There's an interesting result here: We can do a better job predicting possessions when the home team is winning a blowout, but we do worse predicting possessions when the away team is winning a blowout. I'd be inclined to think this was because games with MOV > 12 (say) are going to skew to the top end of the possessions range anyway, and the compression of the range of possible results will reduce the error. But that's contradicted by the results for away team blowouts, so there's presumably some other explanation. Of course, for predictive purposes this doesn't matter because we won't know the MOV anyway, but it's an intriguing result nonetheless.

Monday, August 15, 2011

More on Possessions

In a previous post, I mentioned that I was working on calculating the number of possessions in a game. There's no direct stat for this, so it has to be approximated by formula from the existing stats. The number of possessions in a college game averages about 67. (In the previous post I reported the average as 68, but that number was skewed by overtime games. I've since fixed that problem by normalizing to 40 minutes rather than per game.)

The next step is to try to predict the number of possessions when two teams play each other. Why would we want to do this? Consider the situation where Maryland beats Duke by 5 points. How strong is that evidence that Maryland is better than Duke? Well, if the final score was 45-40 we might consider that stronger evidence than if the score was 125-120. Number of possessions is also used to calculate "tempo-free statistics" which allow us to better make apples-to-apples comparisons between games that are played at different paces.

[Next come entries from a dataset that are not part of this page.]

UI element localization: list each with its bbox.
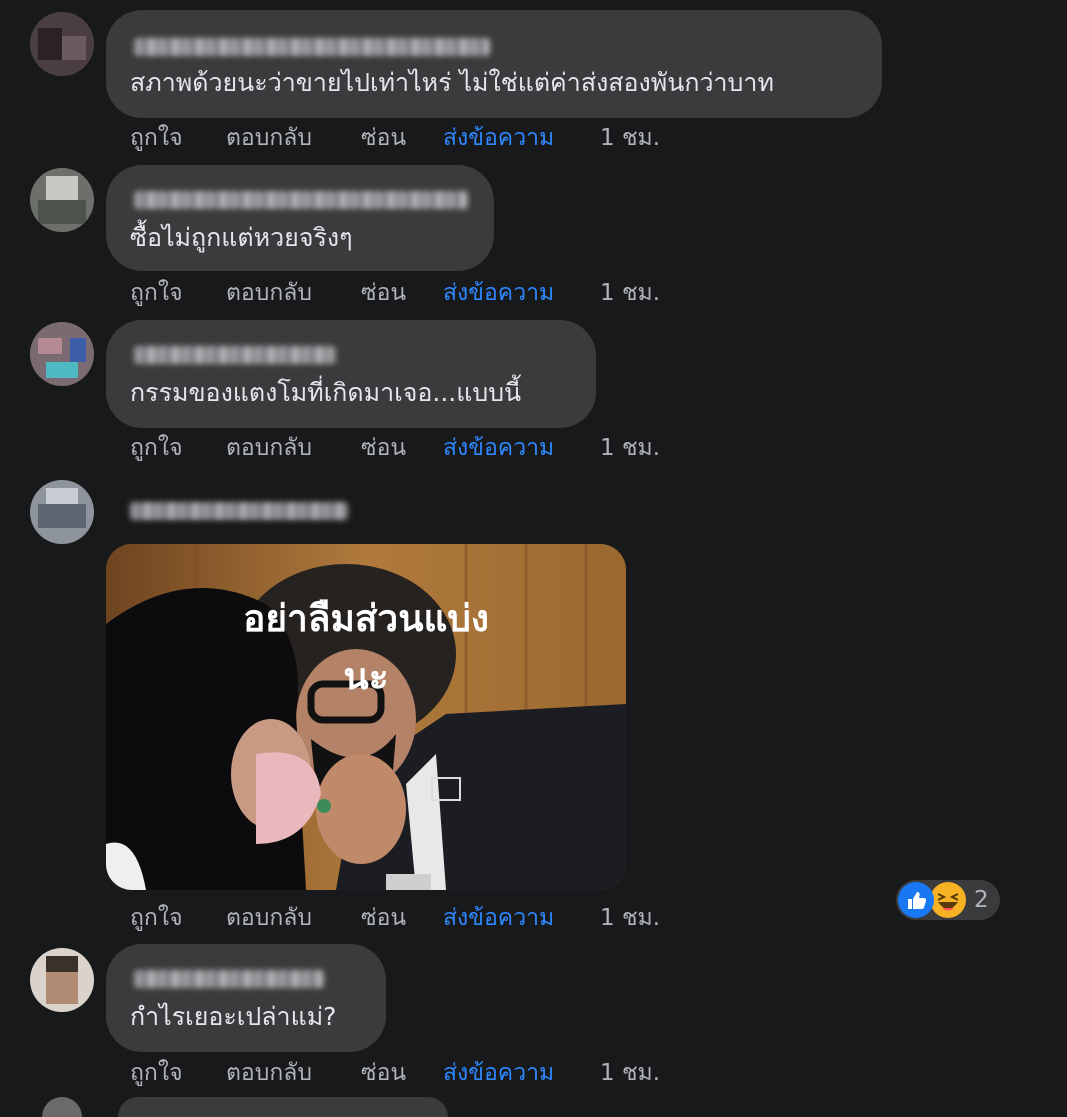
reply-link[interactable]: ตอบกลับ [226, 121, 312, 155]
comment-timestamp[interactable]: 1 ชม. [600, 121, 660, 155]
send-message-link[interactable]: ส่งข้อความ [443, 431, 554, 465]
like-icon [898, 882, 934, 918]
comment-image[interactable]: อย่าลืมส่วนแบ่ง นะ [106, 544, 626, 890]
commenter-name[interactable] [134, 346, 336, 364]
like-link[interactable]: ถูกใจ [130, 1056, 183, 1090]
reply-link[interactable]: ตอบกลับ [226, 276, 312, 310]
comment-text: สภาพด้วยนะว่าขายไปเท่าไหร่ ไม่ใช่แต่ค่าส… [130, 68, 774, 97]
avatar[interactable] [30, 168, 94, 232]
hide-link[interactable]: ซ่อน [361, 1056, 406, 1090]
comment-bubble: ซื้อไม่ถูกแต่หวยจริงๆ [106, 165, 494, 271]
reactions-summary[interactable]: 2 [896, 880, 1000, 920]
hide-link[interactable]: ซ่อน [361, 431, 406, 465]
hide-link[interactable]: ซ่อน [361, 276, 406, 310]
haha-icon [930, 882, 966, 918]
comment-bubble: สภาพด้วยนะว่าขายไปเท่าไหร่ ไม่ใช่แต่ค่าส… [106, 10, 882, 118]
commenter-name[interactable] [134, 970, 324, 988]
reply-link[interactable]: ตอบกลับ [226, 1056, 312, 1090]
reply-link[interactable]: ตอบกลับ [226, 901, 312, 935]
like-link[interactable]: ถูกใจ [130, 276, 183, 310]
commenter-name[interactable] [134, 191, 468, 209]
next-comment-avatar [42, 1097, 82, 1117]
avatar[interactable] [30, 12, 94, 76]
next-comment-bubble [118, 1097, 448, 1117]
meme-caption: นะ [343, 655, 389, 698]
comment-text: กำไรเยอะเปล่าแม่? [130, 1002, 337, 1031]
commenter-name[interactable] [130, 502, 348, 520]
send-message-link[interactable]: ส่งข้อความ [443, 276, 554, 310]
comment-text: กรรมของแตงโมที่เกิดมาเจอ...แบบนี้ [130, 378, 522, 407]
avatar[interactable] [30, 322, 94, 386]
comment-text: ซื้อไม่ถูกแต่หวยจริงๆ [130, 223, 353, 252]
reaction-count: 2 [974, 887, 989, 913]
like-link[interactable]: ถูกใจ [130, 901, 183, 935]
comment-timestamp[interactable]: 1 ชม. [600, 901, 660, 935]
avatar[interactable] [30, 480, 94, 544]
like-link[interactable]: ถูกใจ [130, 121, 183, 155]
comment-timestamp[interactable]: 1 ชม. [600, 276, 660, 310]
like-link[interactable]: ถูกใจ [130, 431, 183, 465]
comment-timestamp[interactable]: 1 ชม. [600, 1056, 660, 1090]
comment-timestamp[interactable]: 1 ชม. [600, 431, 660, 465]
meme-caption: อย่าลืมส่วนแบ่ง [243, 597, 489, 640]
hide-link[interactable]: ซ่อน [361, 121, 406, 155]
hide-link[interactable]: ซ่อน [361, 901, 406, 935]
send-message-link[interactable]: ส่งข้อความ [443, 1056, 554, 1090]
avatar[interactable] [30, 948, 94, 1012]
send-message-link[interactable]: ส่งข้อความ [443, 901, 554, 935]
reply-link[interactable]: ตอบกลับ [226, 431, 312, 465]
send-message-link[interactable]: ส่งข้อความ [443, 121, 554, 155]
comment-bubble: กรรมของแตงโมที่เกิดมาเจอ...แบบนี้ [106, 320, 596, 428]
comment-bubble: กำไรเยอะเปล่าแม่? [106, 944, 386, 1052]
commenter-name[interactable] [134, 38, 490, 56]
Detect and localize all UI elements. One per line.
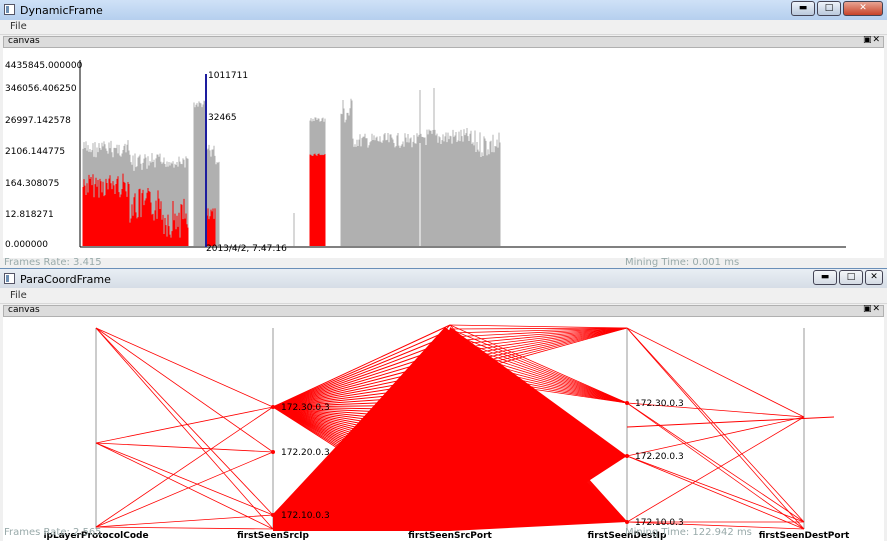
canvas-header: canvas ▣✕ — [3, 35, 884, 48]
polyline-segment — [626, 416, 835, 428]
polyline-segment — [95, 442, 274, 453]
marker-top-label: 1011711 — [208, 71, 248, 81]
marker-mid-label: 32465 — [208, 113, 237, 123]
polyline-segment — [95, 442, 274, 516]
frames-rate-text: Frames Rate: 2.565 — [4, 527, 102, 538]
polyline-segment — [449, 324, 628, 329]
paracoord-frame-window: ParaCoordFrame ▬ □ ✕ File canvas ▣✕ ipLa… — [0, 268, 887, 541]
y-tick-label: 12.818271 — [5, 210, 54, 220]
window-title: DynamicFrame — [20, 4, 103, 17]
time-series-plot: 4435845.000000 346056.406250 26997.14257… — [5, 60, 846, 254]
menu-bar: File — [0, 20, 887, 35]
node-dot — [271, 450, 275, 454]
polyline-segment — [95, 327, 274, 516]
app-icon — [4, 4, 15, 15]
y-tick-label: 26997.142578 — [5, 116, 71, 126]
node-dot — [271, 513, 275, 517]
polyline-segment — [449, 327, 628, 362]
canvas-label: canvas — [8, 36, 40, 46]
polyline-segment — [626, 402, 805, 523]
y-tick-label: 4435845.000000 — [5, 61, 83, 71]
close-button[interactable]: ✕ — [865, 270, 883, 285]
y-tick-label: 164.308075 — [5, 179, 59, 189]
y-tick-label: 2106.144775 — [5, 147, 65, 157]
title-bar[interactable]: DynamicFrame ▬ □ ✕ — [0, 0, 887, 20]
time-series-canvas[interactable]: 4435845.000000 346056.406250 26997.14257… — [3, 48, 884, 258]
mining-time-text: Mining Time: 122.942 ms — [625, 527, 752, 538]
src-ip-label: 172.10.0.3 — [281, 511, 330, 521]
y-tick-label: 0.000000 — [5, 240, 48, 250]
polyline-segment — [95, 327, 274, 408]
canvas-header-controls[interactable]: ▣✕ — [863, 304, 881, 314]
menu-file[interactable]: File — [10, 290, 27, 301]
minimize-button[interactable]: ▬ — [813, 270, 837, 285]
close-button[interactable]: ✕ — [843, 1, 883, 16]
polyline-segment — [95, 514, 274, 528]
mining-time-text: Mining Time: 0.001 ms — [625, 257, 740, 268]
polyline-segment — [95, 526, 274, 530]
src-ip-label: 172.20.0.3 — [281, 448, 330, 458]
canvas-header-controls[interactable]: ▣✕ — [863, 35, 881, 45]
parallel-coordinates-canvas[interactable]: ipLayerProtocolCode firstSeenSrcIp firstSe… — [3, 317, 884, 541]
app-icon — [4, 273, 15, 284]
canvas-label: canvas — [8, 305, 40, 315]
menu-bar: File — [0, 289, 887, 304]
polyline-segment — [626, 327, 805, 530]
frames-rate-text: Frames Rate: 3.415 — [4, 257, 102, 268]
title-bar[interactable]: ParaCoordFrame ▬ □ ✕ — [0, 269, 887, 288]
polyline-segment — [626, 416, 805, 523]
polyline-mass — [273, 327, 450, 531]
maximize-button[interactable]: □ — [839, 270, 863, 285]
minimize-button[interactable]: ▬ — [791, 1, 815, 16]
dynamic-frame-window: DynamicFrame ▬ □ ✕ File canvas ▣✕ 443584… — [0, 0, 887, 268]
polylines-layer — [95, 324, 835, 531]
polyline-segment — [95, 327, 274, 453]
dest-ip-label: 172.30.0.3 — [635, 399, 684, 409]
window-controls: ▬ □ ✕ — [813, 270, 883, 286]
polyline-segment — [95, 327, 274, 530]
parallel-coordinates-plot: ipLayerProtocolCode firstSeenSrcIp firstSe… — [43, 324, 850, 541]
node-dot — [625, 401, 629, 405]
window-controls: ▬ □ ✕ — [791, 1, 883, 17]
canvas-header: canvas ▣✕ — [3, 304, 884, 317]
polyline-segment — [449, 327, 628, 350]
node-dot — [625, 520, 629, 524]
dest-ip-label: 172.20.0.3 — [635, 452, 684, 462]
y-tick-label: 346056.406250 — [5, 84, 77, 94]
node-dot — [625, 454, 629, 458]
marker-time-label: 2013/4/2, 7:47:16 — [206, 244, 287, 254]
maximize-button[interactable]: □ — [817, 1, 841, 16]
menu-file[interactable]: File — [10, 21, 27, 32]
node-dot — [271, 405, 275, 409]
window-title: ParaCoordFrame — [20, 273, 111, 286]
src-ip-label: 172.30.0.3 — [281, 403, 330, 413]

So how do we predict the number of possessions? The model I'm using right now supposes that each team has a preferred pace -- i.e., an ideal number of possessions. Some teams would like to play games with lots of running up and down the court and many possessions; others would like to play a very slow, controlled game. When two teams meet up, they each try to play the game at their preferred pace, and as a result the game is played somewhere in-between:

Poss_pred = (Preferred Poss_Home + Preferred Poss_Away)/2

Of course, we don't know the "preferred pace" for a team, so we have to try to discover that from the game data. One way to do that is gradient descent, as was used for Danny Tarlow's PMM. If we do that, and then test the predictor in the same way we've tested the others, we get this performance:

Predictor	Error
Possessions	5.20

Is that good performance? If we look at the distribution of possessions/game:

I'm inclined to say the predictor is "meh" -- not particularly good, but probably good enough to be useful.